The four determinants of carrying on a business in an SMSF
When deciding whether an SMSF is carrying on a business, the ATO will be most concerned in four areas:
- 1. The sole purpose test
The SMSF must be operated with the sole purpose of providing benefits upon retirement (or death). Running a business as part of an investment strategy and remunerating members and beneficiaries of the fund is a clear indication that this rule has been broken.

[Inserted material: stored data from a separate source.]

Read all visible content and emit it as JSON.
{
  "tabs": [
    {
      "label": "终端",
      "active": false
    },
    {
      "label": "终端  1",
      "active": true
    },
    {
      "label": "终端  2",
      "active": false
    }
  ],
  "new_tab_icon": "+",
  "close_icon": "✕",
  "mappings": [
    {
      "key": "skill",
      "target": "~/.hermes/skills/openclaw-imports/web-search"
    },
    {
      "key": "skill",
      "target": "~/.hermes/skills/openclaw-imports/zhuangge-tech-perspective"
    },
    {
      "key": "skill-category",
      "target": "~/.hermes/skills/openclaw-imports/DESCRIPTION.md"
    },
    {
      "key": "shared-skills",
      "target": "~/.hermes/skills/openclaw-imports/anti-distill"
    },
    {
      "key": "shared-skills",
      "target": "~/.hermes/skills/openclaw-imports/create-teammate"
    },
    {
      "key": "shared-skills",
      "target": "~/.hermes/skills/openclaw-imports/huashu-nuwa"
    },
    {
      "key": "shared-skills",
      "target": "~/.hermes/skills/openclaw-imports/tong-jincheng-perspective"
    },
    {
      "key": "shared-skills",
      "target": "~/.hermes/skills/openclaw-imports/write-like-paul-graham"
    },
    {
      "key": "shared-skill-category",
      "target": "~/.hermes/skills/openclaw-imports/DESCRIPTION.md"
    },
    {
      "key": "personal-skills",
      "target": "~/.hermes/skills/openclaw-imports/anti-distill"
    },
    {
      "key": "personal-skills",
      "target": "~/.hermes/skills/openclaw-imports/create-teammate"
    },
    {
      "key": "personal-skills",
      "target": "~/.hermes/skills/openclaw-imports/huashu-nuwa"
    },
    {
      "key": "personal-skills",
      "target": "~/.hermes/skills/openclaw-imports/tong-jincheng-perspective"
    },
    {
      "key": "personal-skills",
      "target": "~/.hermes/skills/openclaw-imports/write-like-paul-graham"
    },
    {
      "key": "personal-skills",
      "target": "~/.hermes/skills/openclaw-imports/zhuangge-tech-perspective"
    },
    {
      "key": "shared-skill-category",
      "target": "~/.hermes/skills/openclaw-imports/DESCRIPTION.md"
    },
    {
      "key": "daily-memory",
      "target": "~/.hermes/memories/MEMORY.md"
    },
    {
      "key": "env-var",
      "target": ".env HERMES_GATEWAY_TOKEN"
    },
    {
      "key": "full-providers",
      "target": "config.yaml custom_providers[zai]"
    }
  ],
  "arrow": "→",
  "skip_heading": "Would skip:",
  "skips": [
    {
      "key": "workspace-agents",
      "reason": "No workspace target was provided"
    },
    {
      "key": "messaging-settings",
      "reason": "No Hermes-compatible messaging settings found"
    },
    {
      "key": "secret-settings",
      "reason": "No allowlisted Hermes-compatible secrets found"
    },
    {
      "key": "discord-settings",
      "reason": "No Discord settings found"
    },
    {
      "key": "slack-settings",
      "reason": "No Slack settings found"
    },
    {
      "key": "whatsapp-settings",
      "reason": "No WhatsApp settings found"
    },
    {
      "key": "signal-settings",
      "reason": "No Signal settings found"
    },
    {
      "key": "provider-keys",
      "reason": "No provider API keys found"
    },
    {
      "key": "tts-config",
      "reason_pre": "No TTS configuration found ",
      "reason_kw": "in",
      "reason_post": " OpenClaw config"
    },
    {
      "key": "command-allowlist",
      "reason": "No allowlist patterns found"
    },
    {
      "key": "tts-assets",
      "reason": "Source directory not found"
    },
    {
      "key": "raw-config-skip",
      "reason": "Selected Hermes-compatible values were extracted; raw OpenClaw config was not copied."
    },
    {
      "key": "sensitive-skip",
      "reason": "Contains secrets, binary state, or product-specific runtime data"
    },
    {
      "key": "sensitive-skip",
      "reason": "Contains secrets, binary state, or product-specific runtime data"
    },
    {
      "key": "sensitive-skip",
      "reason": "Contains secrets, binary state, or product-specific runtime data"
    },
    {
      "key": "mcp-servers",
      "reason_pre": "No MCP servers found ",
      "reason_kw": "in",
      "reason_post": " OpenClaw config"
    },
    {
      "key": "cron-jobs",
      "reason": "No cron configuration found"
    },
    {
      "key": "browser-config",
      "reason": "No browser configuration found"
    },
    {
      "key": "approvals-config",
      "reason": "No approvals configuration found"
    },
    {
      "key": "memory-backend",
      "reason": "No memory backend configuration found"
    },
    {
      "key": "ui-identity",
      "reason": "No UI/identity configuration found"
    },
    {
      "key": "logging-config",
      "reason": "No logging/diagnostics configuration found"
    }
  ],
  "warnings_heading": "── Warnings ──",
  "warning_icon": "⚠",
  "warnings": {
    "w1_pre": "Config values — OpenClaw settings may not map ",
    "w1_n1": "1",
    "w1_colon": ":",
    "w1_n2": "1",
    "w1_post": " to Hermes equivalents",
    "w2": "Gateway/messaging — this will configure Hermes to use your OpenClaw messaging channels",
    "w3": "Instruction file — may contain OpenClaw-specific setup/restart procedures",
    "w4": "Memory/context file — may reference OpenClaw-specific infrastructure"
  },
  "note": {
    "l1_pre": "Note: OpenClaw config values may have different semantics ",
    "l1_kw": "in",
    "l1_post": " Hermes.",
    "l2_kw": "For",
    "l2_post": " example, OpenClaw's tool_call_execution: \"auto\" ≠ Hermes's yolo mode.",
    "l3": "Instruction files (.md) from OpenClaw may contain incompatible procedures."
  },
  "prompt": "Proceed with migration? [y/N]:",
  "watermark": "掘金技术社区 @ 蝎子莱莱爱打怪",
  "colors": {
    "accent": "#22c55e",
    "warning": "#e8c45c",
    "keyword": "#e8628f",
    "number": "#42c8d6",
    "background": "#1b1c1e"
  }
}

- 2. Arm’s length requirements
Any transactions undertaken by the SMSF must be made ‘at arm’s length’. Doing so ensures that conflicts of interest are avoided. Property should be independently valued before purchase or sale, and the overriding test is to decide if “a prudent person acting with due regard to their own commercial interests would have made such a transaction.”
- 3. Trustee remuneration
Section S17A of the Superannuation Industry Supervision Act states that a trustee cannot receive any remuneration from the SMSF for any duties performed as the trustee. However, the trustee can charge for their services if the trustee:
- usually provides the services paid for, and
- holds all necessary qualifications, and
- usually provides the services in the course of their work, and
- the amount paid is not higher than would have been paid on an arm’s length transaction
- 4. Charges over assets
This is, perhaps, the ATO’s main area of concern when determining whether the SMSF is carrying on a business. Generally, the SMSF must not give a charge over any of its assets to at third party. However, during building work and property development it is common for contracts to give a charge over the property, and if contracts are not fully inspected and amended accordingly the SMSF could be in breach of the ATO’s guidance on carrying on a business.On top of this requirement, SMSF rules also state that any borrowing must be made by way of a Limited Recourse Borrowing Arrangement (LRBA), and this can only be made for a single asset – read more about borrowing to fund the purchase of property within and SMSF here.
Check your SMSF at regular intervals
Make sure your SMSF isn’t in breach of the ATO guidance on carrying on a business in an SMSF by checking for compliance at regular intervals, and especially prior to any property investment or maintenance program. Remember, too, that it is the trustee who will be held as ultimately responsible for compliance: it’s an important job governed by many rules and regulations.